En Angleterre, cette idée fait école depuis le XIIᵉ siècle, avec le mouvement des enclosures, des champs ouverts, cultivables par une population peu favorisée dont les parcelles découpées étaient bordées de haies formant des bocages. Les Inclosure Acts ont mis fin à cette pratique pourtant bénéfique à tous, exploitant et propriétaire, qui déléguait par extension la maintenance de ces terres.
Plus proches de nous dans le temps, au début des années 2000, à Todmorden au Nord de l’Angleterre, située entre Manchester et Leeds, un collectif citoyen se donne pour l’objectif d’arriver à l’autosuffisance alimentaire de la ville à l’horizon 2018.
Le réseau des « Edible Cities » a entretemps, et rapidement, vu le jour et a essaimé l’initiative.
Agriculture urbaine. La France.
En France, le mouvement des Incroyables Comestibles est très actif pour transformer des espaces urbains en jardins partagés cultivés.
Aujourd’hui, ce type d’initiative n’est plus simplement une réponse à la précarité générée par la désindustrialisation de l’économie, comme aurait pu être considéré le mouvement originaire du Nord de l’Angleterre, mais comme une réelle option de vie pour tous et une vision d’un avenir commun.
Agriculture urbaine. De la résilience en périodes difficiles.
Prenons l’exemple de Detroit lors de la faillite financière de la ville.
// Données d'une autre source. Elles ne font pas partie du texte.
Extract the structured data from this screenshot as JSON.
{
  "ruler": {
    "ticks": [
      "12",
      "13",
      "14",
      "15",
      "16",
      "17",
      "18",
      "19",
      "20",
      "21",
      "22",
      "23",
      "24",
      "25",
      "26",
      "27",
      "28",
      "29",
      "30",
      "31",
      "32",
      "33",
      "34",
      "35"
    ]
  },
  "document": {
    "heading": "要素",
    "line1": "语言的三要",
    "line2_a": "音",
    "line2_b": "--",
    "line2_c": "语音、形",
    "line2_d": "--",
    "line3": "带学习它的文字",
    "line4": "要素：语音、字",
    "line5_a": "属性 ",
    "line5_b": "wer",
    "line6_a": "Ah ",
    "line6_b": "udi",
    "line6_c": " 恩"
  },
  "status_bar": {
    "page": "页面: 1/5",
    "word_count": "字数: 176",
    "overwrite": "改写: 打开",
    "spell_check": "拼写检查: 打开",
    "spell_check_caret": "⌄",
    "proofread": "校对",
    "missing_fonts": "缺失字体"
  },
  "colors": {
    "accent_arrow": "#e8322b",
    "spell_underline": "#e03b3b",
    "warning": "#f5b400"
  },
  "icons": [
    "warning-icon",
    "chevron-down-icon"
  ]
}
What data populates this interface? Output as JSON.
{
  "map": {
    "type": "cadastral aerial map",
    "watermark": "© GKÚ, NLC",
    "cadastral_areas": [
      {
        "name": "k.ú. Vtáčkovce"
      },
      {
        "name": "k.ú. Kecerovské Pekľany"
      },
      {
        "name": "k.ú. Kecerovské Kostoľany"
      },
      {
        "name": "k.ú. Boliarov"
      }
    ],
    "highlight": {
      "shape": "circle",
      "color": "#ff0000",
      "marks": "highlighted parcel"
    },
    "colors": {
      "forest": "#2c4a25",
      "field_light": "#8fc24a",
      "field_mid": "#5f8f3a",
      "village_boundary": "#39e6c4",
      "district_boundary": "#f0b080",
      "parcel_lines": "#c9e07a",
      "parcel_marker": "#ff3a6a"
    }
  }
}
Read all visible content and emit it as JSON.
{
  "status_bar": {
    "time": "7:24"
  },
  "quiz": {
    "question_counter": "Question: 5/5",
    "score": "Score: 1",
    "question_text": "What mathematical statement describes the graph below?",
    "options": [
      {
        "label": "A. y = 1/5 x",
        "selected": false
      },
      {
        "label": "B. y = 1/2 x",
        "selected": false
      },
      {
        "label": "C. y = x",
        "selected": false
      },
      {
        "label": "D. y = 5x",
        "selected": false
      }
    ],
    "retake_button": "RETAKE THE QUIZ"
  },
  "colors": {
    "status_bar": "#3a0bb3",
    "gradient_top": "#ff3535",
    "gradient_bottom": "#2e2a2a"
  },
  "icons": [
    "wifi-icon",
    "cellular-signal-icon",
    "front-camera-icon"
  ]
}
J’ai eu l’opportunité de visiter Detroit, en 2016, alors que la grande distribution a arrêté de vendre des produits frais lorsque les clients plus fortunés ont déménagé. La population locale, moins fortunée, a dû mettre les mains à la terre pour faire pousser des vivres pour leur subsistance. Les espaces publics ont alors fourni des surfaces cultivables, autrefois plantées uniquement pour l’ornement.
Agriculture urbaine. Le paradis sur Terre, un chemin à parcourir ?
Mais, nous n’y sommes pas encore. Cependant, c’est mon avis, c’est un horizon vers lequel il sera intéressant et porteur de tendre.
À mon niveau, je saisis des opportunités de positionner des idées un peu nouvelles pour tendre vers une planète abondante, pour tous. Il me semble qu’il faut aller petit à petit, un peu tous les jours.
Agriculture urbaine. Retour remarqué des petites épiceries en ville. Bien manger pour bien vivre.
Jadis, nous avions presque tous une culture assez poussée du milieu naturel. Les saisons, les plantes sauvages comestibles, les champignons de sous-bois, les produits agricoles de saison et les recettes pour les accommoder. Faut-il mentionner que nous en sommes aujourd’hui très loin de cela ? Que beaucoup ne connaissent pas d’autres légumes que ceux du quotidien ou des étals des supermarchés ? Que beaucoup ne cuisinent plus ?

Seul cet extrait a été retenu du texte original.